Dear readers,
My name is Haru Coryne, and I’m a data reporter for ProPublica.
In April, my colleague Jeremy Kohler and I published an investigation into a home-loan program in Missouri called Property Assessed Clean Energy, or PACE, that has put dozens of borrowers at risk of losing their homes since it started in 2016.
The program lets borrowers finance energy-efficient home improvements, like solar panels and heating systems, with no money down; they then repay the loan through their annual property tax bills. The idea, once touted by then-Vice President Joe Biden, was to use the government to help consumers save money on their utilities while also fighting climate change.
Instead, we found Missouri’s PACE program has operated without effective oversight, allowing private companies to charge high interest rates that have trapped vulnerable homeowners, many of whom turned to the program in moments of desperation. Many of these borrowers live in Black neighborhoods with low property values.
PACE officials, and the private lenders they work with, defended the program, saying it provides much-needed financing for people who can’t get a more traditional loan. They said their interest rates tend to be lower than those of some credit cards and of payday lenders.
Nonetheless, after our story ran, Missouri legislators passed a reform bill that would establish stronger oversight of the program.
As so often happens with stories about debt, we heard a lot about personal responsibility and financial literacy while reporting — and not just from the PACE industry, but also from bankers, consumer advocates and even some borrowers. After all, they seemed to ask, didn’t debtors sign the contracts of their own free will?
But the predicament of people burdened by PACE debt reminded me of every time I’d signed a lease for an apartment or even scrolled through the terms of service on a mobile app. In theory, if I didn’t like the terms, I could just walk away. But when the contract is for an essential home repair, like a new furnace in winter, there’s not much of a choice.
In fact, I racked up a debt of my own while reporting on the story. I signed a contract with a local government that charged for access to property records like deeds and mortgages. I was loath to pay for public documents, but these were essential to understanding how PACE operated. There was no story without them.
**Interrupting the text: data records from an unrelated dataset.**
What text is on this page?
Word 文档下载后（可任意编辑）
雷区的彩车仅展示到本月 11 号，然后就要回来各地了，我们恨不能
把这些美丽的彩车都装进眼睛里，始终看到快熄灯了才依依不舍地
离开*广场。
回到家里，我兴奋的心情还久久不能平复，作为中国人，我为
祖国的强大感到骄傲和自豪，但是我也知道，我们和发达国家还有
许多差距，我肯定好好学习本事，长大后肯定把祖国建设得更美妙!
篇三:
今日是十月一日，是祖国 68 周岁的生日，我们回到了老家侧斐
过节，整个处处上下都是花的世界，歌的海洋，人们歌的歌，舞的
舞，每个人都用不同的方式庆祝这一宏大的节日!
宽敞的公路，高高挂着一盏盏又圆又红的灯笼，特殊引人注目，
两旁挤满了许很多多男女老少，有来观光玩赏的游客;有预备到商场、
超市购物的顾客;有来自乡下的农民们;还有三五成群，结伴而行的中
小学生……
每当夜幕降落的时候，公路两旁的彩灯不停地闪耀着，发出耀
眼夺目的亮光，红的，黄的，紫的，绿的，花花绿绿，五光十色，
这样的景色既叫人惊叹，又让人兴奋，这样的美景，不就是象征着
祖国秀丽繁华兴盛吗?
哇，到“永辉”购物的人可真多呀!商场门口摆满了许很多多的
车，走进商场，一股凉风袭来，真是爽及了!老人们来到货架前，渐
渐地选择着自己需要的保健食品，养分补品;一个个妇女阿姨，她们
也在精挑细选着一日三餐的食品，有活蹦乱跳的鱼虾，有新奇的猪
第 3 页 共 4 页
I could see that the contract stipulated high fees. But I didn’t have a choice. The county had an exclusive arrangement with a private company to provide online access to property records. In St. Louis County, I agreed to pay $150 for 500 minutes of access, plus extra fees if I downloaded too many pages. I signed similar contracts in St. Charles County and the city of St. Louis. I asked company representatives and county officials to waive the fees, pointing out that I was a journalist doing work in the public interest. My requests were rejected.
I’ve covered the real estate market in five states, but I had never encountered a system like this. I signed and hoped for the best.
When the bill arrived in the mail, I couldn’t believe my eyes. I, and ProPublica, were on the hook for $7,069 — just to view property records that are freely available in most of the country, including in some parts of Missouri.
Immediately, I experienced what some of the debtors we wrote about must have felt after signing contracts they later regretted: remorse, embarrassment and a feeling of being trapped.
We complained, and the county agreed to bill us at a lower rate intended for heavy commercial users. It was a special, limited-time offer: almost $1,900. Not seeing much hope for a better deal, we paid up. The county still threatened to send us to collections when our check was delayed in the mail.
The high cost of property records in the St. Louis area makes it hard for people to stay informed about housing issues in their community, according to Peter Hoffman, managing attorney at the nonprofit Legal Services of Eastern Missouri. His organization assists homeowners with land title issues, he said, and has to pay for access to the documents it needs to do its work.
“Nobody, unless you’re in the real estate or title industry, has access to all those records,” he said.
Our debt from the story is settled. But the words of one St. Louis resident linger with me. When her window air-conditioning unit couldn’t keep up in the sweltering summer, she turned to PACE to finance a new system. It was, she said, a health issue; one of her daughters would get nosebleeds in extremely hot weather. Now, she’s committed to thousands of dollars in interest and fees over 15 years, which she struggles to pay. It was a moment of desperation, but her explanation of how she thought through the choice she faced struck me as perfectly rational.
The debt, she said, would be “a one-time-per-year problem.” “I’d just tackle it and move on,” she said. “But to not have air, with kids who are asthmatic and having nosebleeds — we couldn’t continue how we were going.”